We hauled out in Charleston, Oregon to do some regular maintenance and bottom paint but we have also been having an engine or propeller vibration issue since we did our rudder fairing work 2 years ago. At that time we had replaced the Cutless bearing. The Cutless bearing supports the propeller shaft where it passes through the hull at the aft end of the keel.

One of the first things we noticed when the boat was hauled out this time was excessive play in the prop shaft. After pulling the propeller and shaft it was obvious that the Cutless bearing had overheated and melted (the bearing is actually rubber). This probably happened immediately after it was replaced two years ago. So I ordered a new bearing, but really needed to figure out why it failed so the new one wouldn’t.

We talked to the local boatyard people and they were surprised that we have no water supply going to the bearing. Apparently this is standard practice on faster power boats. I also called PYI inc., the distributor of our propeller and shaft seal. We have an older version of their shaft seal (PSS) and the newer ones come with a hose connection that can be used as a water supply or a vent. They recommend using it as vent for a sailboat.  I ordered the new shaft seal part also.

The new bearing arrived and I set about installing it. I removed the stern tube (this is the housing that the bearing is in). I had been wanting to remove it anyways to improve alignment with the engine. After removing the old bearing, I think I discovered the real cause of the bearing failure. There is a shoulder half way down the tube that the bearing seats against. What I found was that there is a large radius at the shoulder. When I installed the old bearing I drove it too far into that radius which compressed that end of the bearing. That would have made it too tight and restricted the water flow through the grooves that are in the surface of the bearing.

So I am hopeful that with correct installation of the new bearing and addition of the vent line to the shaft seal, the new bearing will last many years…

Into Coos Bay

The last leg of our passage from Newport enroute to Coos Bay was a noisy motor with no wind and fairly flat sea, thank you, but a nice sail would’ve been the ultimate to make up for the lost days sitting at dockside.  The forecast was for rough hazardous sea state 10 to 60 nautical miles offshore.
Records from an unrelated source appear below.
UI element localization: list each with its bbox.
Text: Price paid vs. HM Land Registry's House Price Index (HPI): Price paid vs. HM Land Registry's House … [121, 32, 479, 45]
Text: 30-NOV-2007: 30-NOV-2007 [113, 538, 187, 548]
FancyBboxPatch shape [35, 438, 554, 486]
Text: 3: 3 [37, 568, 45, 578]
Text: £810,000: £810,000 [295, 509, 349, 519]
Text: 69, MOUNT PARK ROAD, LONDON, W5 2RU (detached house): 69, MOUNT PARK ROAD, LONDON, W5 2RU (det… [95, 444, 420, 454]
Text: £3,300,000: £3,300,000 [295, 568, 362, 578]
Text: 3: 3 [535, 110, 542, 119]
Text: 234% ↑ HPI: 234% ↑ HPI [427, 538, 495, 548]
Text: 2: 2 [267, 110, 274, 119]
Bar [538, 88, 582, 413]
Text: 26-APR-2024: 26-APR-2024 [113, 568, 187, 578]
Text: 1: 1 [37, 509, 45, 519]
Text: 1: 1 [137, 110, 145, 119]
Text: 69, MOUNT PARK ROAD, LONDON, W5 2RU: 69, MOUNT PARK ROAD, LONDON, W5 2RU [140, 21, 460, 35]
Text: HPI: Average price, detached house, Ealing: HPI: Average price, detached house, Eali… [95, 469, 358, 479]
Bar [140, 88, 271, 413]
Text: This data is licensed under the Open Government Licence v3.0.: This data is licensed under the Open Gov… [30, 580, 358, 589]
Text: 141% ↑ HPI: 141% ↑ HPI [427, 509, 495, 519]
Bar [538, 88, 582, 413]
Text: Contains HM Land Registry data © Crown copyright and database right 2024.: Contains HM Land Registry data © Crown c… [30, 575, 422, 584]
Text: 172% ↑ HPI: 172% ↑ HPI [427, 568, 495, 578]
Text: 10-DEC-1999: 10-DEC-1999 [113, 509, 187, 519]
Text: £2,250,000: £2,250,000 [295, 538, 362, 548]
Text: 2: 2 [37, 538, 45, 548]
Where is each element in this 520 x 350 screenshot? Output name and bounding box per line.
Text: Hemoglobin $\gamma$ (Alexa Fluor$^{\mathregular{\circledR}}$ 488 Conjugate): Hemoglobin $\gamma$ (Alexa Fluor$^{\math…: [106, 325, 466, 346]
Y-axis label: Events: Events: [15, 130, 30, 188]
We stayed within 7 miles of shore and didn’t see any other boats the entire trip down the coast.  Due to the unfortunate bar conditions in Newport, distance and tide change at the Coos Bay bar we were forced to spend the night out and stand off for nearly 8 hours.


We were treated to a beautiful  sunset, full moon over our bow and a calm firey sunrise as we motored back and forth in a 10 nm North and South path,  just 17  miles from our destination.




After a long night Konami crossed the Coos Bay bar in calm winds and long ocean swell.

Excited to see my parents at the dock I forgot that we hadn’t slept more than a few hours. We quickly paid for moorage, unloaded our gear and dirty laundry, and drove to my parents’ home 3 miles away.   We’re enjoying the precious time we have left with family and friends, taking advantage of  living in a house while we prepare to work on Konami in the yard for three weeks.  Oh, the yard fees are only $6/day, much cheaper than sitting at the dock and why not, we have comfortable living accomodations!

We’re uploading sailing and boat project pictures so please check them out if a couple of days.  See you back out on the water when we launch!